The next phase in the Bitcoin revolution is definitely the standardization of the exchanges where the coins are traded. Bitcoin is currently in the Wild West prospector days of its evolution. The planet has agreed a Bitcoin provides a stored measure of value just as that silver and gold have through the entire ages. Like gold and silver, Bitcoin is only worth what the other person is ready to pay you for it. It has led to cheating since trading began. Crooked scales and filled ore all became section of the norm as both the miners and the assayers sought to pad their bottom lines. This led to governmental oversight and the creation of centralized exchanges.
The Bitcoin dream has been to police its own community and remain beyond the physical scrutiny of any global government. The Utopian dream was shattered per month ago when Mt. Gox, undoubtedly the largest Bitcoin exchange, shut down due to a security breach and theft of around $300 million worth of Bitcoin. Customers who had Bitcoin on deposit with Mt. Gox still have no idea how much they’ll reunite. The issues at Mt. Gox lay bare the cyber security argument. Surprisingly, Bitcoin as a currency shows remarkable resilience. This resilience may be just the boost had a need to legitimize the currency and the lean towards governmental involvement that may actually help this fledgling store of value soar to its mainstream potential.

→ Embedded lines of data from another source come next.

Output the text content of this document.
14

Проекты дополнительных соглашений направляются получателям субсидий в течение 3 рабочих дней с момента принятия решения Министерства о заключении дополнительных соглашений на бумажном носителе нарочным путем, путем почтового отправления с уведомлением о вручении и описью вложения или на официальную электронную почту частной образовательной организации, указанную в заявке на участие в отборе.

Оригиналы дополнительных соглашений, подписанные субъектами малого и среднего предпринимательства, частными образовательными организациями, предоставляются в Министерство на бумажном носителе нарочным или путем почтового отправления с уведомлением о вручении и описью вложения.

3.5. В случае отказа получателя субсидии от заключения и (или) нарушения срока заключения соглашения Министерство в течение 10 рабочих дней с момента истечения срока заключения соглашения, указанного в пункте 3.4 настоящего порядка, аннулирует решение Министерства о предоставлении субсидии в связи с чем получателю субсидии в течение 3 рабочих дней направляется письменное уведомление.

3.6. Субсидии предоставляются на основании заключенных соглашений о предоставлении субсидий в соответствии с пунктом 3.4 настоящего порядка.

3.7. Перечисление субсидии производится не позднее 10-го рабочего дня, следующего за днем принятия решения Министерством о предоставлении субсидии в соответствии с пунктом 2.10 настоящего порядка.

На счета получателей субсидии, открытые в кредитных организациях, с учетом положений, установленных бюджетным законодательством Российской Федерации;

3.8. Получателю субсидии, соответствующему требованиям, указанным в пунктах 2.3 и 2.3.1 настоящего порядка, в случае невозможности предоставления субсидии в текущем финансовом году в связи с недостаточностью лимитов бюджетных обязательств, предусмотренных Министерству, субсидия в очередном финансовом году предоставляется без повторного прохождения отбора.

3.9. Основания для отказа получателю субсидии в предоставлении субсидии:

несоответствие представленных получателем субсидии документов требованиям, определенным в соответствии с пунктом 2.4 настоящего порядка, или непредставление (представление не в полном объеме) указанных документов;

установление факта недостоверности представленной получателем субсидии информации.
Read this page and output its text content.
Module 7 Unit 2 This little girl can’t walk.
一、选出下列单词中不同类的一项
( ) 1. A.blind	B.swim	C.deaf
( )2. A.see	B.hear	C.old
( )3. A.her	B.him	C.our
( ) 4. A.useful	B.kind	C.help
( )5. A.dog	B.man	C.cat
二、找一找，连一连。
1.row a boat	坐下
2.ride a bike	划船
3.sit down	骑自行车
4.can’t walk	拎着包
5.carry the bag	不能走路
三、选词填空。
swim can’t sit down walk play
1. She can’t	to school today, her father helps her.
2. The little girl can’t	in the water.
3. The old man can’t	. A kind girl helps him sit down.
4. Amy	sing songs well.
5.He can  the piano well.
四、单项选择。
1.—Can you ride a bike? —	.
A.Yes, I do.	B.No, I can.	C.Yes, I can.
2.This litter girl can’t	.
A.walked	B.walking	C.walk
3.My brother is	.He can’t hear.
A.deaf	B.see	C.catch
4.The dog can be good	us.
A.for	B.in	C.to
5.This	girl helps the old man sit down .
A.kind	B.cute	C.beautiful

The timing of the Mt. Gox incident may end up being a boon for the currency. Tera Group, out of Summit New Jersey, already had proposed a bilateral agreement to the Commodity Trading Futures Commission (CFTC) to begin trading Bitcoins by way of a swap-execution facility or, centralized exchange. Almost all commercial currency trading is done through swaps agreements which explains why we follow the commercial traders inside our own trading. A swap agreement is actually an insurance policy that delivers a guaranteed value at a particular point in time to protect against currency fluctuations. It’s what the commodity exchanges are founded on. The swap markets will be the superhighways of the financial industry. They process massive volumes while collecting a small toll on each transaction. Therefore, the price on the individual swap is small but the sheer volume of swaps processed makes it a huge revenue source for all of the major banks.
The CFTC has yet to comment on Tera Group’s proposal. We commented in November that Bitcoin had transcended novelty status and that the revenue pool was becoming too big for global banks to ignore. Bitcoin’s resilience in the face of the Mt. Gox debacle is a testament to the energy of a global grassroots movement. Bitcoin must have plunged around the world as owners of Bitcoins tried to exchange them for hard currency. The market’s response turned out to be very orderly. While prices did fall over the board, the market seemed to understand that it was a person company’s problem and was therefore confined to Mt. Gox customers’ capability to get their money out. Due to this fact, Bitcoin prices have stabilized around $585. That is well off the December most of $1,200 but very close to the average price going back six months.
The last coincidentally timed piece of the structural transformation from Bitcoin being an anarchist, alternative store of value that exists outside the institutionalized financial industry to being built-into that same financial system is its ability to be taxed by the offline governments it was developed to circumvent. The Internal Revenue Service finally decided enough will do and it wants its cut. Bitcoin Revolution has declared Bitcoin as property instead of currency and is therefore at the mercy of property laws rather than currency laws. This allows the IRS to get their share while legitimizing the need for a central exchange to see value. It also eliminates arguments with the U.S. Treasury and Congress over legal tender issues. It’s simply valued as a good which might be exchanged for other goods and services, barter.
Bitcoin is really a global marketplace executing transactions on an electric network. That sounds an awful lot like the forex markets. Industry regulators and the banking industry are likely to quickly find that the failure of Mt. Gox did more to encourage the average person resolve of global Bitcoin users rather than ending this upstart’s existence. Private users of Bitcoin will clamor for the federal government to protect its people from crooked exchanges just as farmers were cheated in the grain trade of ancient Egypt or gold and cattle by assayers and stockyards in the Wild West. Tera Group could be in the right place at the right time with the proper idea as Bitcoin could have proven itself to be self-sustaining at the retail level. Institutional and legal structures are increasingly being put in place to continue its evolution because the financial industry is left to figure out how to monetize it.